Stenholm, who is now a senior policy advisor at Olsson, Frank, Weeda, Terman, Bode, Matz PC, a Washington, D.C., legal firm, is particularly incensed that in the debate over immigration reform, undocumented workers continue to be called “illegal aliens.” “They’re not illegal, they’re undocumented – and that’s our fault,” he said. “But we’ve got to come up with an effective documentation system. We’re talking about 70 percent of the agricultural workforce in our country.”

Earlier this month, Stenholm told an audience convened for the American Farm Bureau Federation’s annual meeting: “I’m in favor of an identification card that can’t be forged. Let’s get out immigrants identified and in an agricultural worker system. I’m not worried about agricultural workers; I’m more concerned with identifying terrorists. ID cards would get the job done to see who is in our country and where they are going.” He told MEATPOULTRY.com that the technology exists now to produce cost-effective ID cards that are very, very difficult to counterfeit.

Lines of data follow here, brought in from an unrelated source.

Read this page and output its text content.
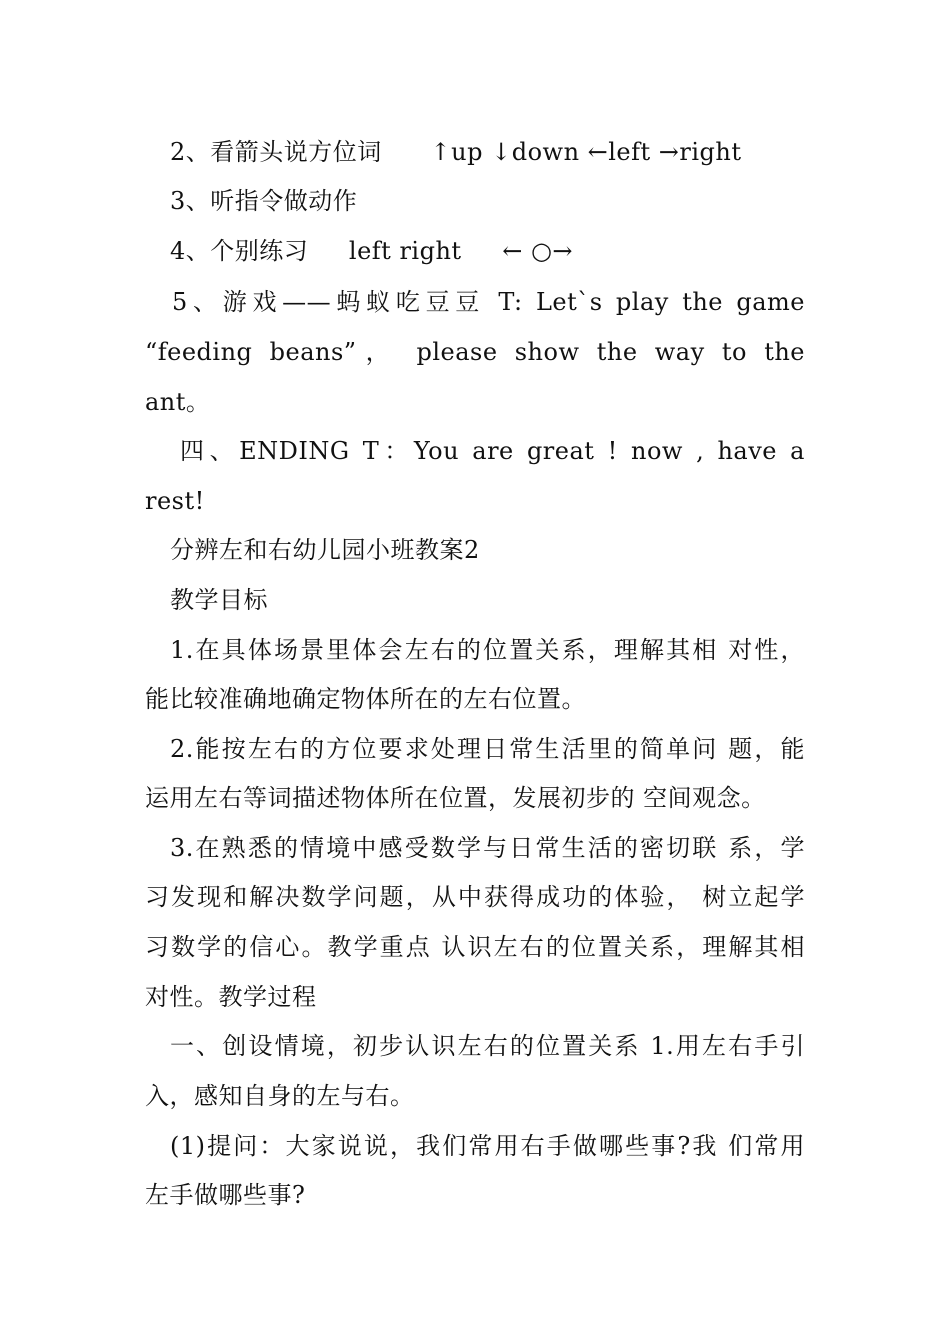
2、看箭头说方位词      ↑up ↓down ←left →right
3、听指令做动作
4、个别练习     left right     ← ○→
5、游戏——蚂蚁吃豆豆 T: Let`s play the game
“feeding beans”， please show the way to the
ant。
四、ENDING T：You are great ! now , have a
rest!
分辨左和右幼儿园小班教案2
教学目标
1.在具体场景里体会左右的位置关系，理解其相 对性，
能比较准确地确定物体所在的左右位置。
2.能按左右的方位要求处理日常生活里的简单问 题，能
运用左右等词描述物体所在位置，发展初步的 空间观念。
3.在熟悉的情境中感受数学与日常生活的密切联 系，学
习发现和解决数学问题，从中获得成功的体验， 树立起学
习数学的信心。教学重点 认识左右的位置关系，理解其相
对性。教学过程
一、创设情境，初步认识左右的位置关系 1.用左右手引
入，感知自身的左与右。
(1)提问：大家说说，我们常用右手做哪些事?我 们常用
左手做哪些事?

He also said that while he was in Congress and George W. Bush was governor of Texas, “I supported his immigration plans. He was right about it – he treated Mexico like it was, which was our neighbor. Then when he was president 9-11 came along and everything changed. We forgot about being neighbors with anybody.”

He’s not quite sure, he said, why immigration reform is such a volatile issue, “but it sure seems to strike a nerve. ‘Amnesty’ has become a four-letter word. Alright, let’s come up with another word. But there’s no question in my mind that comprehensive reform is something we’ve got to do and we’ve got to do it sooner rather than later.”